A lot of British teens would rather take their chances with Covid than the vaccine. From Eve Simmons at dailymail.co.uk:
- It was announced this month at all 16- and 17-year-olds would be offered a jab
- More than 16,000 teenagers took up the offer to receive a first dose last week
- But many at that age feel that evidence shows the virus is not a threat to them
Trawling through Government Covid statistics might seem like a strange hobby for a 16-year-old.
But when he isn’t practising on his guitar, or watching TikTok videos, that’s what Jacob Mellor can be found doing. And thanks to his keen interest in ‘the data’, he has come to a decision – one that could have a profound impact on his own health and that of those around him.
Earlier this month, when it was announced that all 16- and 17-year-olds would be offered a Covid jab, Jacob promptly announced he would be opting out. All the evidence, he says, shows this virus is not a threat to him. And so he feels it would be better to catch Covid, and develop natural immunity, than to have a vaccine.

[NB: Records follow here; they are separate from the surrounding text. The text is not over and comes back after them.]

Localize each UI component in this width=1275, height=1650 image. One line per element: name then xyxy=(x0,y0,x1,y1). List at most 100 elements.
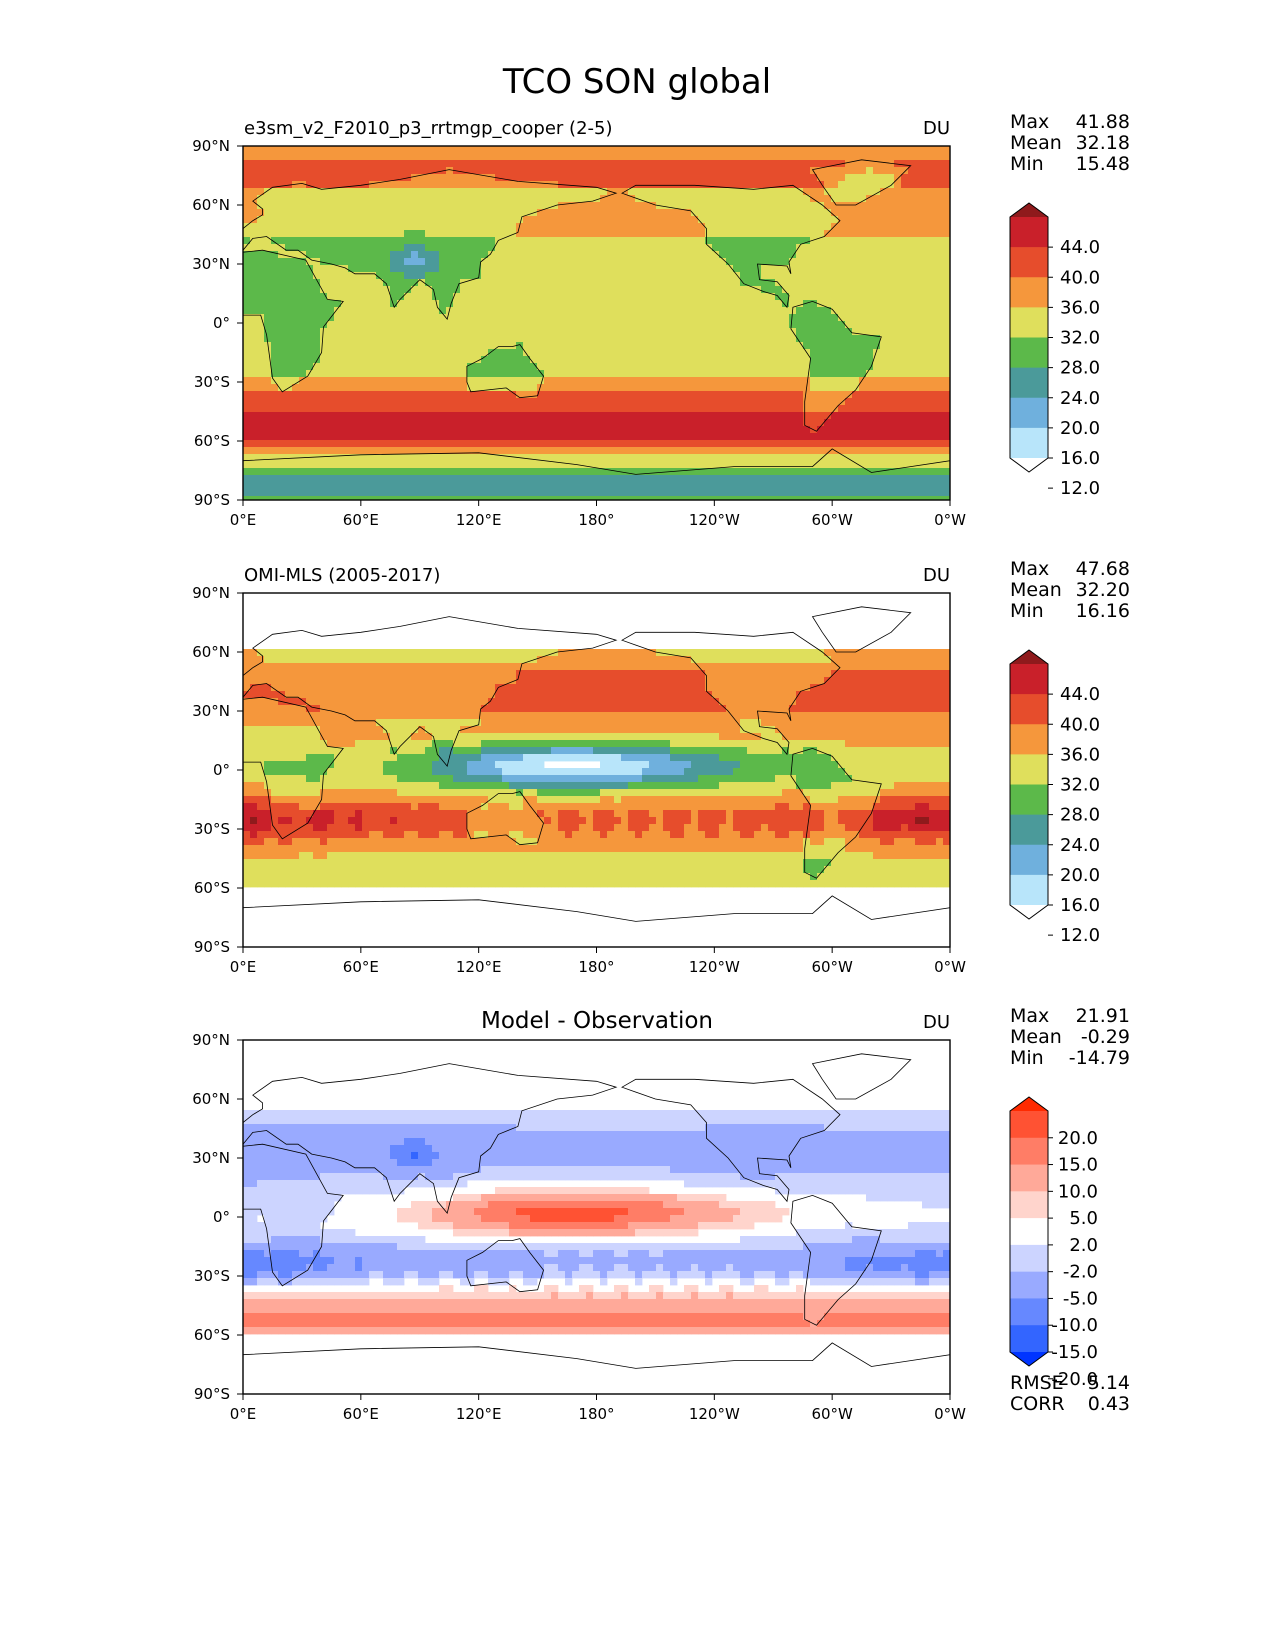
map-cell xyxy=(488,328,496,336)
map-cell xyxy=(936,321,944,329)
map-cell xyxy=(271,160,279,168)
map-cell xyxy=(649,454,657,462)
map-cell xyxy=(313,440,321,448)
map-cell xyxy=(628,300,636,308)
map-cell xyxy=(887,174,895,182)
map-cell xyxy=(789,405,797,413)
map-cell xyxy=(894,349,902,357)
map-cell xyxy=(817,153,825,161)
map-cell xyxy=(908,181,916,189)
map-cell xyxy=(705,349,713,357)
map-cell xyxy=(929,349,937,357)
map-cell xyxy=(887,209,895,217)
map-cell xyxy=(614,447,622,455)
map-cell xyxy=(642,482,650,490)
map-cell xyxy=(635,461,643,469)
map-cell xyxy=(677,272,685,280)
map-cell xyxy=(362,265,370,273)
map-cell xyxy=(355,377,363,385)
map-cell xyxy=(474,153,482,161)
map-cell xyxy=(292,426,300,434)
map-cell xyxy=(719,349,727,357)
map-cell xyxy=(852,293,860,301)
map-cell xyxy=(334,174,342,182)
map-cell xyxy=(859,251,867,259)
map-cell xyxy=(397,237,405,245)
map-cell xyxy=(831,419,839,427)
map-cell xyxy=(796,349,804,357)
map-cell xyxy=(488,300,496,308)
map-cell xyxy=(593,370,601,378)
map-cell xyxy=(691,377,699,385)
map-cell xyxy=(327,419,335,427)
map-cell xyxy=(810,475,818,483)
map-cell xyxy=(593,405,601,413)
map-cell xyxy=(796,237,804,245)
map-cell xyxy=(894,468,902,476)
map-cell xyxy=(376,433,384,441)
map-cell xyxy=(929,181,937,189)
map-cell xyxy=(677,223,685,231)
map-cell xyxy=(481,251,489,259)
map-cell xyxy=(530,377,538,385)
map-cell xyxy=(845,412,853,420)
map-cell xyxy=(691,174,699,182)
map-cell xyxy=(628,314,636,322)
map-cell xyxy=(593,349,601,357)
map-cell xyxy=(915,195,923,203)
map-cell xyxy=(530,167,538,175)
map-cell xyxy=(411,475,419,483)
map-cell xyxy=(495,461,503,469)
map-cell xyxy=(649,447,657,455)
map-cell xyxy=(572,412,580,420)
map-cell xyxy=(656,244,664,252)
map-cell xyxy=(838,181,846,189)
map-cell xyxy=(740,482,748,490)
map-cell xyxy=(684,230,692,238)
map-cell xyxy=(894,216,902,224)
map-cell xyxy=(530,335,538,343)
map-cell xyxy=(453,398,461,406)
map-cell xyxy=(887,363,895,371)
map-cell xyxy=(481,209,489,217)
map-cell xyxy=(376,356,384,364)
map-cell xyxy=(782,342,790,350)
map-cell xyxy=(348,300,356,308)
map-cell xyxy=(586,160,594,168)
map-cell xyxy=(299,279,307,287)
map-cell xyxy=(453,447,461,455)
map-cell xyxy=(621,181,629,189)
map-cell xyxy=(579,433,587,441)
map-cell xyxy=(523,286,531,294)
map-cell xyxy=(719,265,727,273)
map-cell xyxy=(859,412,867,420)
map-cell xyxy=(488,363,496,371)
map-cell xyxy=(299,447,307,455)
map-cell xyxy=(838,167,846,175)
map-cell xyxy=(271,440,279,448)
map-cell xyxy=(936,405,944,413)
map-cell xyxy=(439,286,447,294)
map-cell xyxy=(747,433,755,441)
map-cell xyxy=(747,321,755,329)
map-cell xyxy=(635,363,643,371)
map-cell xyxy=(943,195,951,203)
map-cell xyxy=(600,412,608,420)
map-cell xyxy=(866,328,874,336)
map-cell xyxy=(523,258,531,266)
map-cell xyxy=(901,405,909,413)
map-cell xyxy=(824,370,832,378)
map-cell xyxy=(502,153,510,161)
map-cell xyxy=(572,251,580,259)
map-cell xyxy=(831,461,839,469)
map-cell xyxy=(600,195,608,203)
map-cell xyxy=(334,216,342,224)
map-cell xyxy=(467,391,475,399)
map-cell xyxy=(467,146,475,154)
map-cell xyxy=(502,300,510,308)
map-cell xyxy=(453,370,461,378)
map-cell xyxy=(453,419,461,427)
map-cell xyxy=(537,342,545,350)
map-cell xyxy=(390,174,398,182)
map-cell xyxy=(663,265,671,273)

‘From the beginning we’ve been told that this virus didn’t affect kids,’ says Jacob, from Croydon in South London, who attends an independent school. ‘We even had assemblies about it at school, telling us why we shouldn’t worry because it’s just a cold for people my age.
‘So why should I take a vaccine to protect against something I won’t get ill from? Especially when I know there’s a risk involved with having it. The risk is small, I appreciate that, but it’s still there and I can’t get over that.’

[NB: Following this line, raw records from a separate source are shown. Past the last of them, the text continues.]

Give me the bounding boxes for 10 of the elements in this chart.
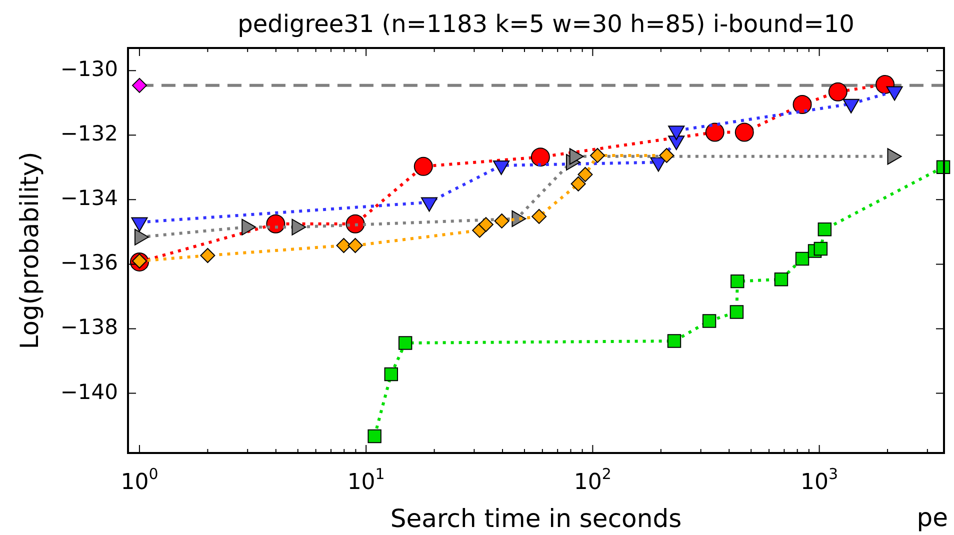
y-tick-label: −140 bbox=[60, 380, 118, 404]
x-axis-title: Search time in seconds bbox=[390, 504, 682, 533]
text: pe bbox=[916, 503, 948, 532]
y-tick-label: −136 bbox=[60, 250, 118, 275]
y-axis-title: Log(probability) bbox=[15, 152, 44, 350]
y-tick-label: −130 bbox=[60, 57, 118, 82]
chart-title: pedigree31 (n=1183 k=5 w=30 h=85) i-bound=10 bbox=[238, 10, 854, 38]
y-tick-label: −134 bbox=[60, 186, 118, 210]
y-tick-label: −138 bbox=[60, 315, 118, 340]
y-tick-label: −132 bbox=[60, 122, 118, 146]
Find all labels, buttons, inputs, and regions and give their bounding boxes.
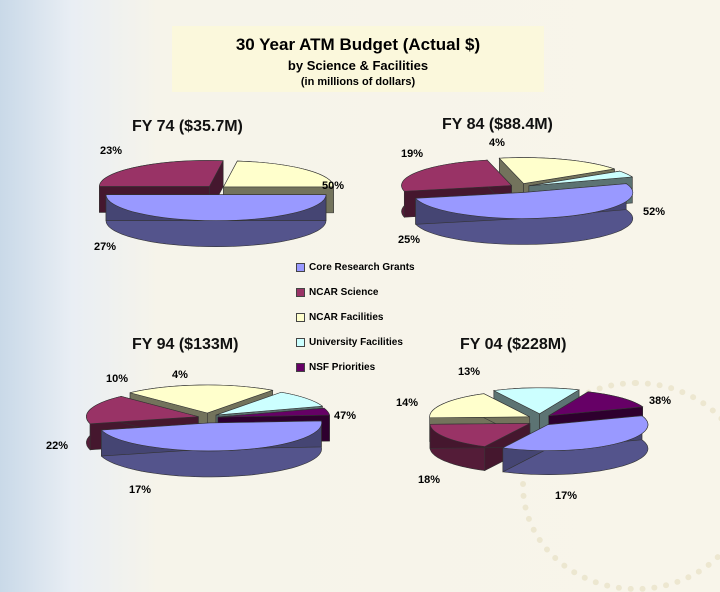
pie-slice-top	[501, 415, 649, 451]
legend-swatch-ncar-science	[296, 287, 305, 297]
pct-label-fy74-core: 50%	[322, 180, 345, 192]
pie-slice-core-research-grants	[100, 420, 322, 478]
pie-title-fy04: FY 04 ($228M)	[460, 336, 567, 353]
pct-label-fy94-university: 10%	[106, 373, 129, 385]
pct-label-fy04-ncar-science: 17%	[555, 490, 578, 502]
pct-label-fy84-university: 4%	[489, 137, 505, 149]
legend-item-ncar-facilities: NCAR Facilities	[296, 312, 383, 323]
pie-chart-2	[86, 384, 330, 478]
pie-slice-top	[223, 160, 334, 188]
pie-slice-core-research-grants	[105, 194, 327, 248]
slide: 30 Year ATM Budget (Actual $) by Science…	[46, 26, 720, 592]
pct-label-fy84-core: 52%	[643, 206, 666, 218]
pct-label-fy04-nsf: 13%	[458, 366, 481, 378]
pie-slice-top	[548, 391, 644, 417]
pie-slice-core-research-grants	[501, 415, 649, 476]
pie-chart-1	[401, 157, 634, 245]
pie-chart-0	[99, 160, 334, 248]
legend-label: NCAR Facilities	[309, 312, 384, 323]
pie-slice-top	[498, 157, 615, 184]
pct-label-fy04-core: 38%	[649, 395, 672, 407]
pct-label-fy84-ncar-facilities: 19%	[401, 148, 424, 160]
legend-label: NSF Priorities	[309, 362, 376, 373]
pie-slice-core-research-grants	[414, 182, 634, 245]
pie-slice-top	[215, 391, 324, 416]
pie-charts	[86, 157, 649, 478]
pie-title-fy94: FY 94 ($133M)	[132, 336, 239, 353]
pie-slice-top	[429, 393, 530, 419]
pie-title-fy84: FY 84 ($88.4M)	[442, 116, 553, 133]
pct-label-fy04-university: 14%	[396, 397, 419, 409]
pie-slice-top	[492, 387, 580, 415]
pct-label-fy94-core: 47%	[334, 410, 357, 422]
pie-slice-top	[100, 420, 322, 452]
pie-slice-top	[414, 183, 634, 219]
pie-slice-top	[528, 170, 634, 187]
legend-label: University Facilities	[309, 337, 403, 348]
legend-label: NCAR Science	[309, 287, 379, 298]
pie-slice-top	[129, 384, 274, 414]
legend-swatch-university-facilities	[296, 337, 305, 347]
slide-title: 30 Year ATM Budget (Actual $)	[235, 35, 481, 54]
pct-label-fy84-ncar-science: 25%	[398, 234, 421, 246]
pie-slice-top	[105, 194, 327, 222]
legend-swatch-nsf-priorities	[296, 362, 305, 372]
pie-title-fy74: FY 74 ($35.7M)	[132, 118, 243, 135]
pct-label-fy94-ncar-science: 17%	[129, 484, 152, 496]
slide-subtitle: by Science & Facilities	[287, 58, 429, 73]
legend-item-ncar-science: NCAR Science	[296, 287, 378, 298]
legend-label: Core Research Grants	[309, 262, 415, 273]
legend-swatch-ncar-facilities	[296, 312, 305, 322]
slide-subtitle-units: (in millions of dollars)	[300, 76, 416, 88]
pct-label-fy94-nsf: 4%	[172, 369, 188, 381]
pie-slice-top	[86, 396, 199, 425]
pie-slice-ncar-science	[429, 422, 531, 472]
pct-label-fy74-ncar-science: 27%	[94, 241, 117, 253]
pct-label-fy74-ncar-facilities: 23%	[100, 145, 123, 157]
legend-item-core-research: Core Research Grants	[296, 262, 415, 273]
pie-slice-top	[429, 423, 531, 447]
pie-slice-top	[99, 160, 224, 187]
legend-item-university-facilities: University Facilities	[296, 337, 403, 348]
pie-slice-top	[401, 159, 513, 192]
legend-swatch-core-research	[296, 262, 305, 272]
pct-label-fy94-ncar-facilities: 22%	[46, 440, 69, 452]
legend-item-nsf-priorities: NSF Priorities	[296, 362, 375, 373]
pie-slice-top	[217, 407, 330, 418]
title-box: 30 Year ATM Budget (Actual $) by Science…	[172, 26, 544, 92]
pct-label-fy04-ncar-facilities: 18%	[418, 474, 441, 486]
pie-chart-3	[429, 387, 649, 476]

Not only does Jacob have no qualms about catching Covid, he is almost looking forward to it. ‘It would be a good thing, in my eyes. I’d build a strong immunity and I wouldn’t have to worry about risks, like I would with the jab,’ he says.
‘Loads of my friends had Covid last year and the worst that happened was that they were stuck in bed for a couple of days. We all see Covid as something we’re not really bothered about. If I get it, it might suck for a few days, but I’ll be immune, so there’s a benefit to me.’